Solubility products of `ACO_(3), BSO_(4)`, and `ASO_(4)`, are `4 xx 10^(-10), 6 xx 10^(-10)` and `8 xx 10^(-10)` respectively. The solubility product of `BCO_(3)`, is x x `10^(-10)`, What is x ?
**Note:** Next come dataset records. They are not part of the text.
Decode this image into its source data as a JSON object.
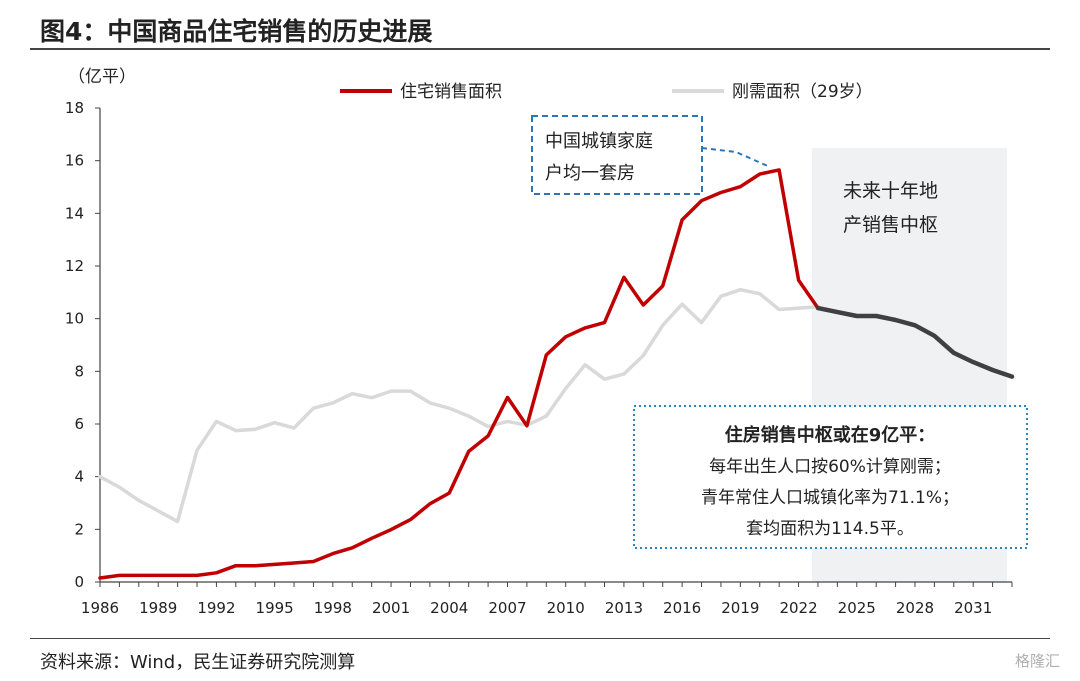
{
  "title": "图4：中国商品住宅销售的历史进展",
  "source": "资料来源：Wind，民生证券研究院测算",
  "watermark": "格隆汇",
  "colors": {
    "residential": "#c00000",
    "rigid": "#d9d9d9",
    "forecast": "#404040",
    "forecast_bg": "#f0f1f3",
    "callout1": "#2f75b5",
    "callout2": "#2e86c1"
  },
  "chart_data": {
    "type": "line",
    "ylabel": "（亿平）",
    "ylim": [
      0,
      18
    ],
    "yticks": [
      0,
      2,
      4,
      6,
      8,
      10,
      12,
      14,
      16,
      18
    ],
    "xlim": [
      1986,
      2033
    ],
    "xticks": [
      1986,
      1989,
      1992,
      1995,
      1998,
      2001,
      2004,
      2007,
      2010,
      2013,
      2016,
      2019,
      2022,
      2025,
      2028,
      2031
    ],
    "legend_position": "top",
    "series": [
      {
        "name": "住宅销售面积",
        "x": [
          1986,
          1987,
          1988,
          1989,
          1990,
          1991,
          1992,
          1993,
          1994,
          1995,
          1996,
          1997,
          1998,
          1999,
          2000,
          2001,
          2002,
          2003,
          2004,
          2005,
          2006,
          2007,
          2008,
          2009,
          2010,
          2011,
          2012,
          2013,
          2014,
          2015,
          2016,
          2017,
          2018,
          2019,
          2020,
          2021,
          2022,
          2023
        ],
        "values": [
          0.15,
          0.25,
          0.25,
          0.25,
          0.25,
          0.25,
          0.35,
          0.62,
          0.62,
          0.67,
          0.72,
          0.78,
          1.08,
          1.3,
          1.66,
          1.99,
          2.37,
          2.97,
          3.38,
          4.96,
          5.55,
          7.01,
          5.93,
          8.62,
          9.31,
          9.65,
          9.85,
          11.57,
          10.52,
          11.24,
          13.75,
          14.48,
          14.79,
          15.01,
          15.49,
          15.65,
          11.46,
          10.4
        ]
      },
      {
        "name": "刚需面积（29岁）",
        "x": [
          1986,
          1987,
          1988,
          1989,
          1990,
          1991,
          1992,
          1993,
          1994,
          1995,
          1996,
          1997,
          1998,
          1999,
          2000,
          2001,
          2002,
          2003,
          2004,
          2005,
          2006,
          2007,
          2008,
          2009,
          2010,
          2011,
          2012,
          2013,
          2014,
          2015,
          2016,
          2017,
          2018,
          2019,
          2020,
          2021,
          2022,
          2023
        ],
        "values": [
          4.0,
          3.6,
          3.1,
          2.7,
          2.3,
          5.0,
          6.1,
          5.75,
          5.8,
          6.05,
          5.85,
          6.6,
          6.8,
          7.15,
          7.0,
          7.25,
          7.25,
          6.8,
          6.6,
          6.3,
          5.9,
          6.1,
          5.95,
          6.3,
          7.35,
          8.25,
          7.7,
          7.9,
          8.6,
          9.75,
          10.55,
          9.85,
          10.85,
          11.1,
          10.95,
          10.35,
          10.4,
          10.45
        ]
      },
      {
        "name": "forecast",
        "x": [
          2023,
          2024,
          2025,
          2026,
          2027,
          2028,
          2029,
          2030,
          2031,
          2032,
          2033
        ],
        "values": [
          10.4,
          10.25,
          10.1,
          10.1,
          9.95,
          9.75,
          9.35,
          8.7,
          8.35,
          8.05,
          7.8
        ]
      }
    ],
    "annotations": [
      {
        "id": "peak",
        "lines": [
          "中国城镇家庭",
          "户均一套房"
        ]
      },
      {
        "id": "forecast_label",
        "lines": [
          "未来十年地",
          "产销售中枢"
        ]
      },
      {
        "id": "pivot_note",
        "lines": [
          "住房销售中枢或在9亿平：",
          "每年出生人口按60%计算刚需；",
          "青年常住人口城镇化率为71.1%；",
          "套均面积为114.5平。"
        ]
      }
    ]
  }
}
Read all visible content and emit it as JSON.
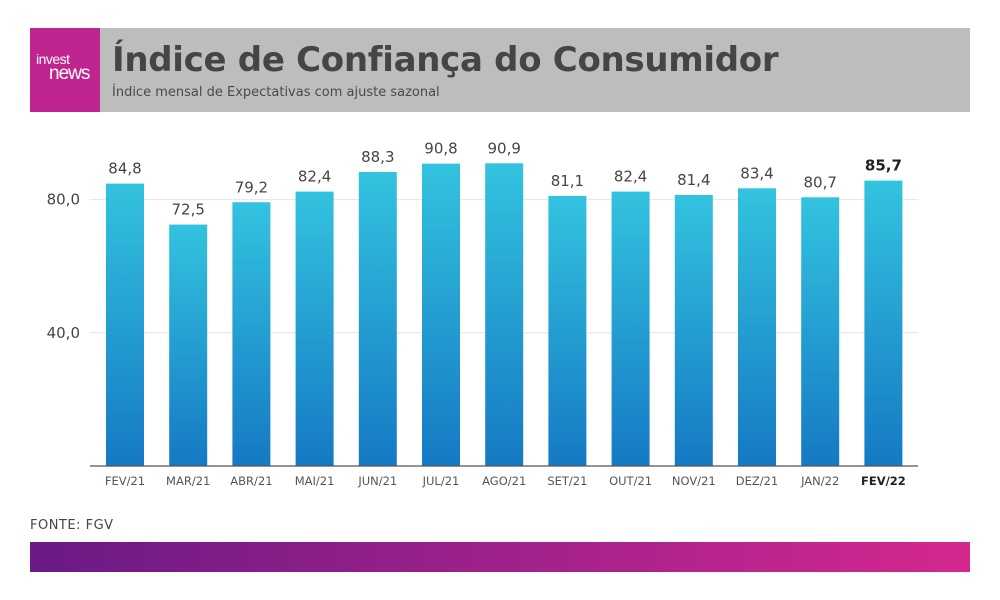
{
  "header": {
    "logo_top": "invest",
    "logo_bottom": "news",
    "title": "Índice de Confiança do Consumidor",
    "subtitle": "Índice mensal de Expectativas com ajuste sazonal"
  },
  "source": "FONTE: FGV",
  "colors": {
    "header_bg": "#bdbdbd",
    "logo_bg": "#c0258f",
    "bar_top": "#33c3df",
    "bar_bottom": "#1579c4",
    "footer_gradient_start": "#6a1a86",
    "footer_gradient_end": "#d4288f",
    "text": "#454545"
  },
  "chart_data": {
    "type": "bar",
    "categories": [
      "FEV/21",
      "MAR/21",
      "ABR/21",
      "MAI/21",
      "JUN/21",
      "JUL/21",
      "AGO/21",
      "SET/21",
      "OUT/21",
      "NOV/21",
      "DEZ/21",
      "JAN/22",
      "FEV/22"
    ],
    "values": [
      84.8,
      72.5,
      79.2,
      82.4,
      88.3,
      90.8,
      90.9,
      81.1,
      82.4,
      81.4,
      83.4,
      80.7,
      85.7
    ],
    "value_labels": [
      "84,8",
      "72,5",
      "79,2",
      "82,4",
      "88,3",
      "90,8",
      "90,9",
      "81,1",
      "82,4",
      "81,4",
      "83,4",
      "80,7",
      "85,7"
    ],
    "highlight_category": "FEV/22",
    "yticks": [
      40,
      80
    ],
    "ytick_labels": [
      "40,0",
      "80,0"
    ],
    "ylim": [
      0,
      100
    ],
    "grid": true,
    "legend": false,
    "title": "Índice de Confiança do Consumidor",
    "subtitle": "Índice mensal de Expectativas com ajuste sazonal"
  }
}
To solve the problem, we need to find the value of \( x \) in the solubility product of \( BCO_3 \) given the solubility products of \( ACO_3 \), \( BSO_4 \), and \( ASO_4 \). ### Step 1: Write the dissociation equations 1. For \( ACO_3 \): \[ ACO_3 \rightleftharpoons A^{2+} + CO_3^{2-} \] The solubility product \( K_{sp} \) is given by: \[ K_{sp} = [A^{2+}][CO_3^{2-}] \] 2. For \( BSO_4 \): \[ BSO_4 \rightleftharpoons B^{2+} + SO_4^{2-} \] The solubility product \( K_{sp} \) is given by: \[ K_{sp} = [B^{2+}][SO_4^{2-}] \] 3. For \( ASO_4 \): \[ ASO_4 \rightleftharpoons A^{2+} + SO_4^{2-} \] The solubility product \( K_{sp} \) is given by: \[ K_{sp} = [A^{2+}][SO_4^{2-}] \] ### Step 2: Use the given solubility products - \( K_{sp}(ACO_3) = 4 \times 10^{-10} \) - \( K_{sp}(BSO_4) = 6 \times 10^{-10} \) - \( K_{sp}(ASO_4) = 8 \times 10^{-10} \) ### Step 3: Relate the solubility products From the dissociation of \( ACO_3 \) and \( BSO_4 \), we can set up a relationship between the solubility products: \[ \frac{[CO_3^{2-}]}{[SO_4^{2-}]} = \frac{K_{sp}(ACO_3)}{K_{sp}(ASO_4)} \] Substituting the values: \[ \frac{[CO_3^{2-}]}{[SO_4^{2-}]} = \frac{4 \times 10^{-10}}{8 \times 10^{-10}} = \frac{1}{2} \] This implies: \[ [SO_4^{2-}] = 2[CO_3^{2-}] \] ### Step 4: Write the solubility product for \( BCO_3 \) For \( BCO_3 \): \[ BCO_3 \rightleftharpoons B^{2+} + CO_3^{2-} \] Thus, the solubility product \( K_{sp}(BCO_3) \) is: \[ K_{sp}(BCO_3) = [B^{2+}][CO_3^{2-}] \] ### Step 5: Relate \( [B^{2+}] \) to \( [SO_4^{2-}] \) From \( BSO_4 \): \[ K_{sp}(BSO_4) = [B^{2+}][SO_4^{2-}] \] Substituting for \( [SO_4^{2-}] \): \[ K_{sp}(BSO_4) = [B^{2+}](2[CO_3^{2-}]) \] Thus: \[ 6 \times 10^{-10} = [B^{2+}](2[CO_3^{2-}]) \] This gives: \[ [B^{2+}] = \frac{6 \times 10^{-10}}{2[CO_3^{2-}]} = \frac{3 \times 10^{-10}}{[CO_3^{2-}]} \] ### Step 6: Substitute back to find \( K_{sp}(BCO_3) \) Substituting \( [B^{2+}] \) into the \( K_{sp}(BCO_3) \): \[ K_{sp}(BCO_3) = \left(\frac{3 \times 10^{-10}}{[CO_3^{2-}]}\right)[CO_3^{2-}] = 3 \times 10^{-10} \] ### Conclusion Thus, the solubility product of \( BCO_3 \) is: \[ K_{sp}(BCO_3) = 3 \times 10^{-10} \] Therefore, \( x = 3 \).